C’était la dernière étape, mais non la moindre, de notre aventure colombienne. Nous avions précédemment visité la capitale du pays, Bogotá, la métropole de Medellín et ses alentours ainsi que la magnifique ville coloniale de Cartagena au nord (Carthagène des Indes).

D’ailleurs, si le cœur vous dit d’aller explorer ce magnifique pays, sachez que chacune de ces trois villes figurent à l’occasion sur la page d’aubaines de vols pas chers de Flytrippers dans les alentours de 450-500$.

J’ai hésité jusqu’à la dernière journée à savoir si je serais capable d’accomplir cet exigent trek. Et ce, même si je m’étais entrainée avant mon départ dans le but d’être bien préparée physiquement. Je m’étais aussi énormément informée auparavant sur internet, dans mon guide de voyage, auprès de gens qui l’avaient déjà fait et aussi auprès de quelques agences offrant le tour.

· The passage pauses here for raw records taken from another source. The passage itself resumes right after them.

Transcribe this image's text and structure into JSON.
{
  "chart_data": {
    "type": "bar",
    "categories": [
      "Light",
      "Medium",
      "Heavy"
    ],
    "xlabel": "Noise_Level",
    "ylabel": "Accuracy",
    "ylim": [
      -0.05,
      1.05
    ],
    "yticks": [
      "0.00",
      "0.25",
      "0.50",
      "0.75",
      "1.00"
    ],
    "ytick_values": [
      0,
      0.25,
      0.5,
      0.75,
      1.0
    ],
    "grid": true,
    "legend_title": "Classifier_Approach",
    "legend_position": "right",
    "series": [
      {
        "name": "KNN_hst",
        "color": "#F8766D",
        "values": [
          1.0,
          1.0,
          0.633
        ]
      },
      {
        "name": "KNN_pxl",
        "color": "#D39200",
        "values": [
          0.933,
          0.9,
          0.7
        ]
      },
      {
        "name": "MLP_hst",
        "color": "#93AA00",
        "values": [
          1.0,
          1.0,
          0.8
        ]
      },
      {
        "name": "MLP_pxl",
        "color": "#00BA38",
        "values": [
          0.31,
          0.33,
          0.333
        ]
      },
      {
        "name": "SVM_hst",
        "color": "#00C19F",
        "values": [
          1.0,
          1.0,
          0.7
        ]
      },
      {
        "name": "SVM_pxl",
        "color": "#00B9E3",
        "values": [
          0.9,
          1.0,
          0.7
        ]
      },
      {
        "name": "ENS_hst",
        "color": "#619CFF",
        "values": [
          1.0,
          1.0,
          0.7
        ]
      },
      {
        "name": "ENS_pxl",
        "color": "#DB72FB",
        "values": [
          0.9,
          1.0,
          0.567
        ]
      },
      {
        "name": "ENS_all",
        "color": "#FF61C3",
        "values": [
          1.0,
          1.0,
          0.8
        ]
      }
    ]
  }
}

Étrangement, plutôt que de m’aider à me faire une idée, chaque témoignage semblait me confondre un peu plus. C’est finalement pleine de doutes et plutôt nerveuse que je me suis présentée le matin du départ. Si vous envisagez, vous aussi, de suivre la randonnée vers la cité perdue colombienne, voici mon petit guide « Ciudad perdida pour les nuls » et le récit de mon expérience personnelle.

Cité perdue Colombie
Cité perdue dans la Sierra Nevada de Santa Marta

Histoire

La fondation du site de Ciudad perdida (appelé Teyuna par les populations indigènes) date de l’an 850. C’est 650 ans avant le Machu Pichu au Pérou! L’ancienne cité a été abandonnée durant la conquête espagnole, puis repérée dans les profondeurs de la jungle par des pilleurs de tombes au début des années 1970, qui ont immédiatement vu le potentiel touristique de l’endroit.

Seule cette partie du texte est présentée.